Мамка, как всегда после папкиной получки сердитая с утра, уже вытаскивала из печки картошку. Папка возле окошка брился, он после получки всегда брился, чтобы в лесхоз идти с хорошим лицом, а без получки он и небритый себе нравился. Катя, самая старшая — на тот год будет кончать десятый класс, — сидела на лавке с ногами, нечесаная, сонная, в одной длинной рубахе, сумрачно обдирала вяленого леща.
— А может, я и не поеду ни в какой ни в техникум, — бубнила Катя. — Может, я на ферму пойду. Надька Ошукина идет и Валька Козлова тоже. А поеду — так в городе какие девчонки модные. С городскими мне не тягаться…
— Пока школу не кончила, нечего и языком брякать! — Мамка громыхнула об пол ухватом.
— А десятый класс можно и в вечерней закончить, — дудела Катя, — Надька Ошукина собирается в вечернюю и Валька Козлова…
— Они, что ли, тоже замуж хотят, Надька-то с Валькой?
Катя засмеялась:
— За кого же?
Но мамку не рассмешишь, если она с утра не в настроении.
— На деда Трошку он похож, твой уважаемый, на Трофима Алексеевича. И видом, Катька, похож, и разговором, и всеми замашками, — говорила мамка Кате, а сама строгала лук на тарелке.
От скрипа ножа по тарелке у папки ломило зубы, он злился и кричал, бывало, на мамку, а сегодня терпел. Он после получки всегда был очень терпеливый.
— А дед Трошка, — говорила мамка, — на руку был тяжел, все помнят, на расправу ох как скор, а на ласку уй какой экономный. Его баба где и слезы брала, не пойму. А дети чуть подросли — все поразбежались по Москвам да Ленинградам. И тебе, девка, мотать сопли на кулак. Чересчур он на деда своего похож. И больше убеждать не буду.
Парамон знал, что будет. Уж который день мамка уговаривает Катю не ходить замуж за Олега Бибиксарова. А Олег отслужил армию, имеет мотоцикл. К Кате каждый вечер подкатывает на мотоцикле, и они едут в слободу на танцы. Парамону Олег вполне нравился. И куртка у него хороша, вся в молниях, финская болонья. Такого парня любить было правильно.

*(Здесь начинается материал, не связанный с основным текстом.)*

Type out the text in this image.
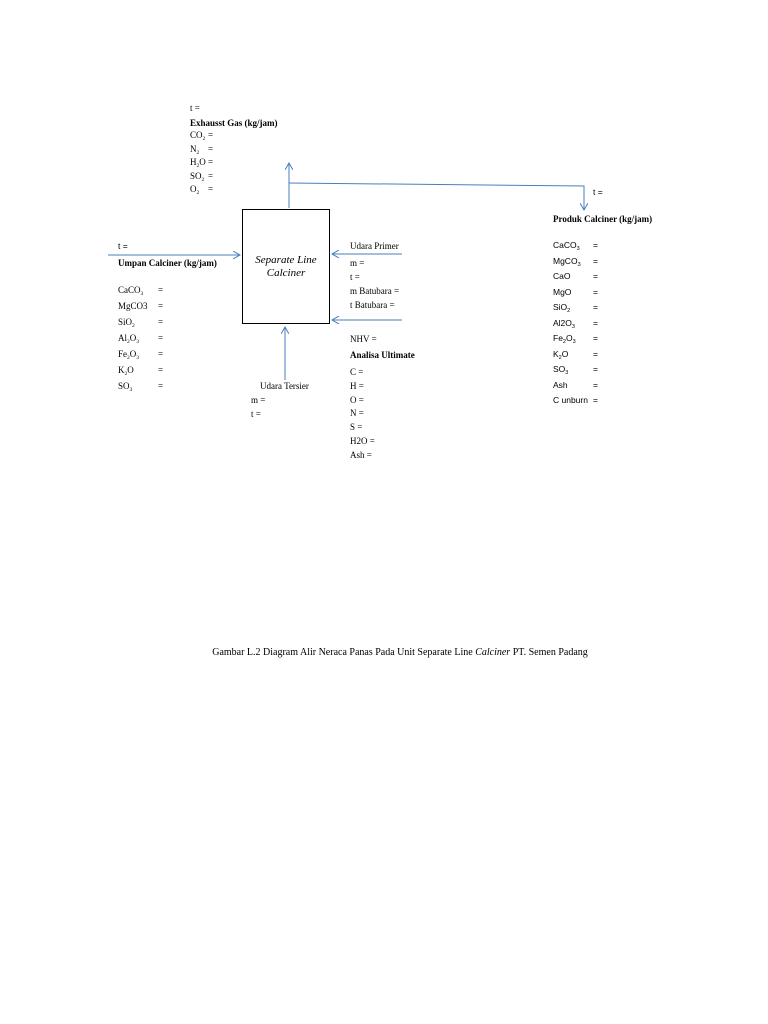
Separate Line
Calciner
t =
Exhausst Gas (kg/jam)
$CO_2$ =
$N_2$ =
$H_2O$ =
$SO_2$ =
$O_2$ =
t =
Umpan Calciner (kg/jam)
CaCO$_3$ =
MgCO3 =
SiO$_2$	=
$Al_2O_3$ =
$Fe_2O_3$ =
$K_2O$	=
$SO_3$	=
Udara Primer
m =
t =
m Batubara =
t Batubara =
NHV =
Analisa Ultimate
C =
H =
O =
N =
S =
H2O =
Ash =
Udara Tersier
m =
t =
t =
Produk Calciner (kg/jam)
CaCO$_3$ =
MgCO$_3$ =
CaO	=
MgO	=
SiO$_2$	=
$Al2O_3$ =
$Fe_2O_3$ =
$K_2O$	=
$SO_3$	=
Ash	=
C unburn =
Gambar L.2 Diagram Alir Neraca Panas Pada Unit Separate Line Calciner PT. Semen Padang
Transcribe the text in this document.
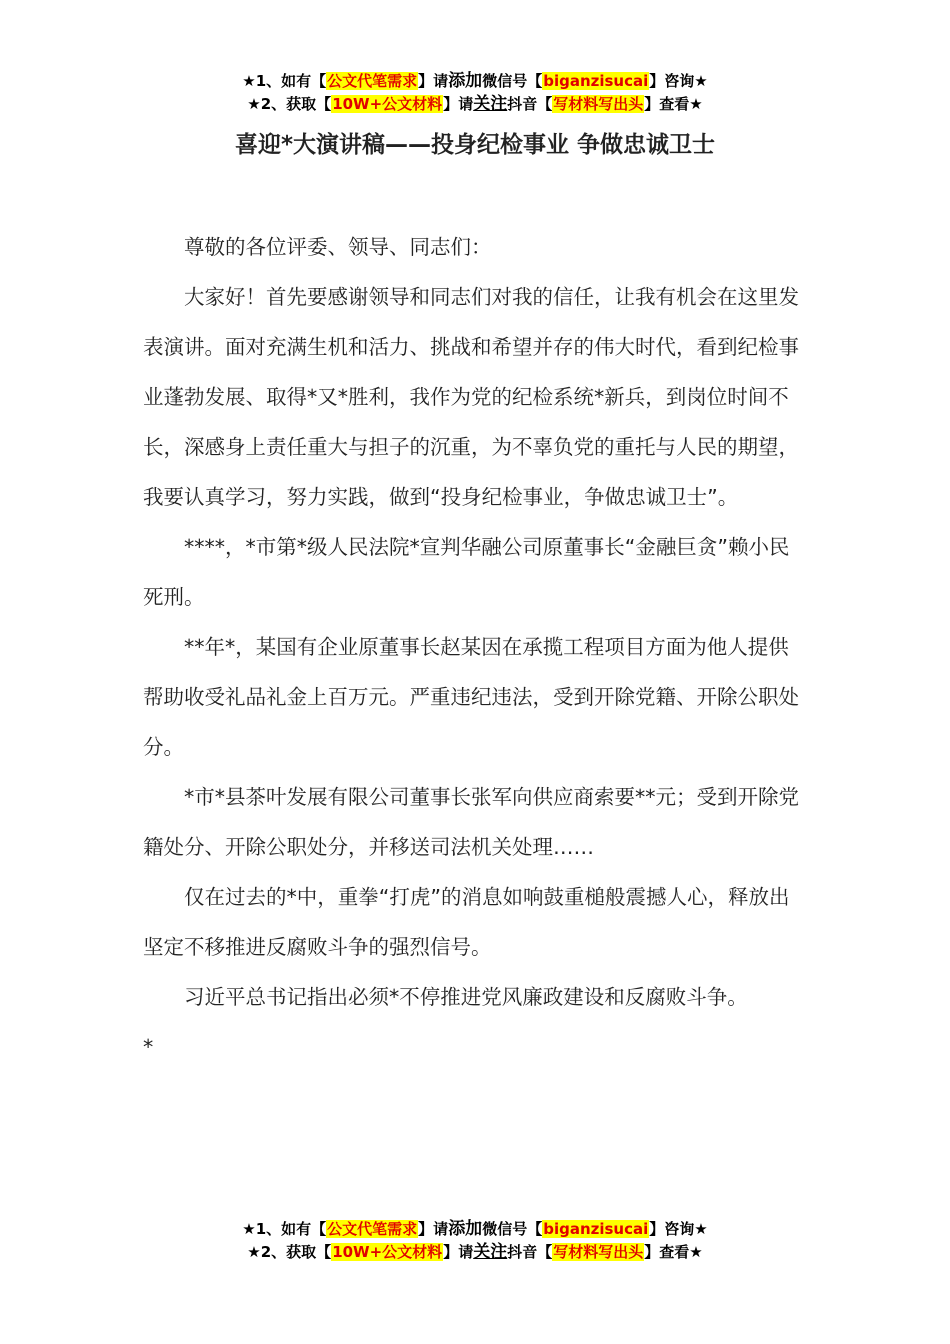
★1、如有【公文代笔需求】请添加微信号【biganzisucai】咨询★
★2、获取【10W+公文材料】请关注抖音【写材料写出头】查看★
喜迎*大演讲稿——投身纪检事业 争做忠诚卫士

尊敬的各位评委、领导、同志们：

大家好！首先要感谢领导和同志们对我的信任，让我有机会在这里发表演讲。面对充满生机和活力、挑战和希望并存的伟大时代，看到纪检事业蓬勃发展、取得*又*胜利，我作为党的纪检系统*新兵，到岗位时间不长，深感身上责任重大与担子的沉重，为不辜负党的重托与人民的期望，我要认真学习，努力实践，做到“投身纪检事业，争做忠诚卫士”。

****，*市第*级人民法院*宣判华融公司原董事长“金融巨贪”赖小民死刑。

**年*，某国有企业原董事长赵某因在承揽工程项目方面为他人提供帮助收受礼品礼金上百万元。严重违纪违法，受到开除党籍、开除公职处分。

*市*县茶叶发展有限公司董事长张军向供应商索要**元；受到开除党籍处分、开除公职处分，并移送司法机关处理……

仅在过去的*中，重拳“打虎”的消息如响鼓重槌般震撼人心，释放出坚定不移推进反腐败斗争的强烈信号。

习近平总书记指出必须*不停推进党风廉政建设和反腐败斗争。

*

★1、如有【公文代笔需求】请添加微信号【biganzisucai】咨询★
★2、获取【10W+公文材料】请关注抖音【写材料写出头】查看★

А папка не вмешивался и молчал. Он всегда помалкивал на другой день после получки. Детишечки, плакал вчера, сыночки мои, виноградинки! Катюшечка, красавка моя, картиночка распортретная!.. Нюшенька (это мамке), хозяюшка моя, стряпеюшка золотая, умница!.. И все-то я для вас сделаю, и жизни не пожалею. И всякое такое. Насилу спать уложили.
Катя хоть и просит, но не плачет, потому что мамка убеждать убеждает, а от каждой получки откладывает рубли на свадьбу, и Кате это известно.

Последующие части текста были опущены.